Harley-Davidson has survived two World Wars, the Great Depression, a few recessions and several booms and busts. Even after the dark days of near-bankruptcy in the early 1980s, Harley bounced back to sell more than 300,000 motorcycles worldwide per year from 2003 to 2008, when the most recent recession hit.

Say what you will about Harley-Davidson, but the company knows its customers and knows what they want.

A huge part of that success (and profit) is accessories and clothing. Walk into any dealership and you’ll see a huge area devoted to clothing. Customers can deck themselves out in riding gear, casual attire, helmets, boots, T-shirts, gloves and even branded infant clothing.

Harley protects its brand and trademark tenaciously and, at one point, even tried to copyright the traditional “potato potato” exhaust note — without success.

A Harley division called Custom Vehicle Operations produces limited-edition, semi-custom motorcycles, with special paint, added accessories and extra chrome. These bikes get a lot of the extra performance and dress-up bits installed right at the factory.

Nothing divides motorcyclists more than the Harley/non-Harley debate and, although they may not be everyone’s cup of tea, nobody can deny Harley makes a quality product. I’ve ridden many Harley-Davidsons over the years and they’ve all performed quite well.
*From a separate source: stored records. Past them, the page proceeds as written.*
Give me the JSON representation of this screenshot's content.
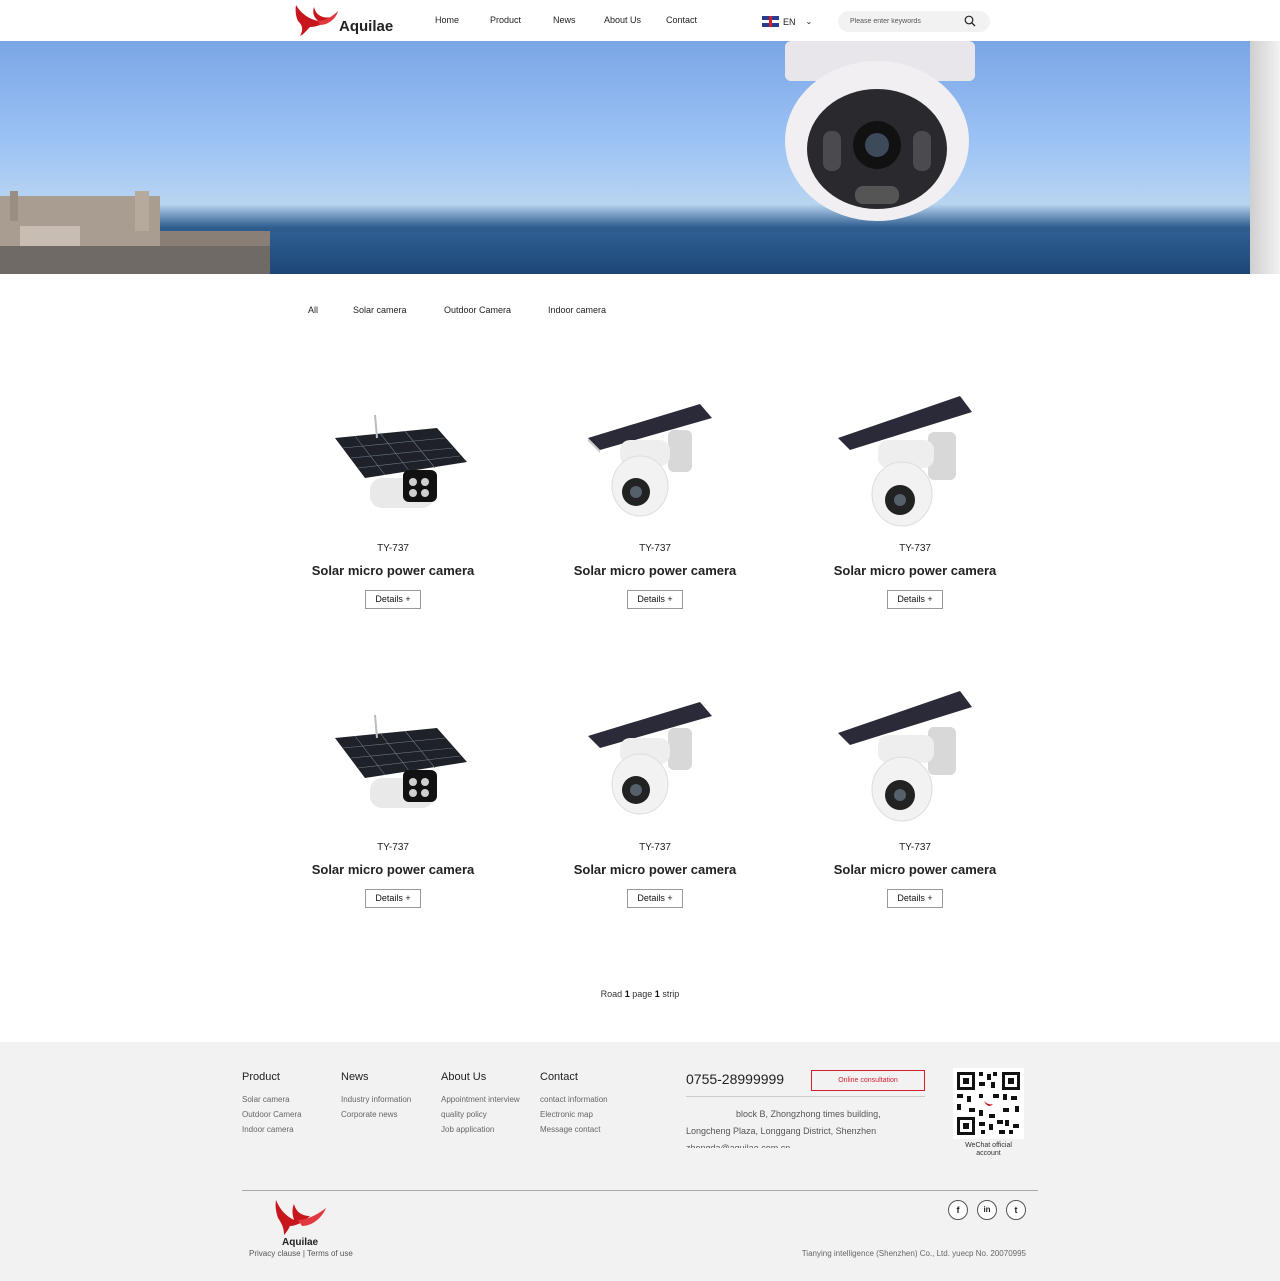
{
  "header": {
    "brand": "Aquilae",
    "nav": [
      "Home",
      "Product",
      "News",
      "About Us",
      "Contact"
    ],
    "language": "EN",
    "search_placeholder": "Please enter keywords"
  },
  "filters": [
    "All",
    "Solar camera",
    "Outdoor Camera",
    "Indoor camera"
  ],
  "products": [
    {
      "model": "TY-737",
      "name": "Solar micro power camera",
      "button": "Details +",
      "image": "solar-bullet-camera"
    },
    {
      "model": "TY-737",
      "name": "Solar micro power camera",
      "button": "Details +",
      "image": "solar-dome-camera"
    },
    {
      "model": "TY-737",
      "name": "Solar micro power camera",
      "button": "Details +",
      "image": "solar-dome-camera"
    },
    {
      "model": "TY-737",
      "name": "Solar micro power camera",
      "button": "Details +",
      "image": "solar-bullet-camera"
    },
    {
      "model": "TY-737",
      "name": "Solar micro power camera",
      "button": "Details +",
      "image": "solar-dome-camera"
    },
    {
      "model": "TY-737",
      "name": "Solar micro power camera",
      "button": "Details +",
      "image": "solar-dome-camera"
    }
  ],
  "pagination": {
    "prefix": "Road",
    "page": "1",
    "middle": "page",
    "strip": "1",
    "suffix": "strip"
  },
  "footer": {
    "columns": [
      {
        "title": "Product",
        "links": [
          "Solar camera",
          "Outdoor Camera",
          "Indoor camera"
        ]
      },
      {
        "title": "News",
        "links": [
          "Industry information",
          "Corporate news"
        ]
      },
      {
        "title": "About Us",
        "links": [
          "Appointment interview",
          "quality policy",
          "Job application"
        ]
      },
      {
        "title": "Contact",
        "links": [
          "contact information",
          "Electronic map",
          "Message contact"
        ]
      }
    ],
    "phone": "0755-28999999",
    "consult_button": "Online consultation",
    "address_lines": [
      "block B, Zhongzhong times building,",
      "Longcheng Plaza, Longgang District, Shenzhen",
      "zhongda@aquilae.com.cn"
    ],
    "qr_caption": "WeChat official account",
    "brand": "Aquilae",
    "privacy": "Privacy clause",
    "separator": "|",
    "terms": "Terms of use",
    "copyright": "Tianying intelligence (Shenzhen) Co., Ltd. yuecp No. 20070995",
    "social": [
      "f",
      "in",
      "t"
    ],
    "social_icons": [
      "facebook-icon",
      "linkedin-icon",
      "twitter-icon"
    ]
  },
  "colors": {
    "accent_red": "#d0202e",
    "footer_bg": "#f2f2f2"
  }
}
Early one June morning in 2010, I saddled up an Electra Glide Ultra Classic in Toronto and, 15 hours later, pulled into my friend’s driveway in Sackville, N.B. I then spent a week touring the Maritimes and Cape Breton Island, and the big Hog performed flawlessly, returning an impressive 6 L/100 km for the duration.

At just over 400 kg gassed up and ready to go, the Ultra handled way better than you’d expect on the twists and turns of the Cabot Trail, courtesy of the new touring chassis introduced in 2009.

But its forte is devouring miles of asphalt — the cushy seat giving all-day comfort and your favourite tunes blasting from four speakers. You’d be hard-pressed to find a better sea-to-shining-sea touring bike.

Many police departments around the world still prefer Harley-Davidson police specials (based on the Electra Glide) for their reliability, durability and simplicity. I’ve ridden (and crashed) a couple of Harley police bikes during the Great Lakes Police Motorcycle Training Seminars held each year in southern Ontario.

My favourite Harley is probably the XR1200 — a modified 1200cc Sportster with gorgeous flat-tracker styling, updated suspension and ergonomics geared towards sportiness rather than cruising.

I flogged it around some of the best mountain roads in southern California and called it the best-handling, most-performance-oriented Harley yet. I summed it up by saying, “When riding this motorcycle, the only way you could be any cooler is if you were Steve McQueen.”

Sadly, Harley discontinued the XR1200 last year. I guess it just wasn’t a match made in heaven for the typical Harley customer.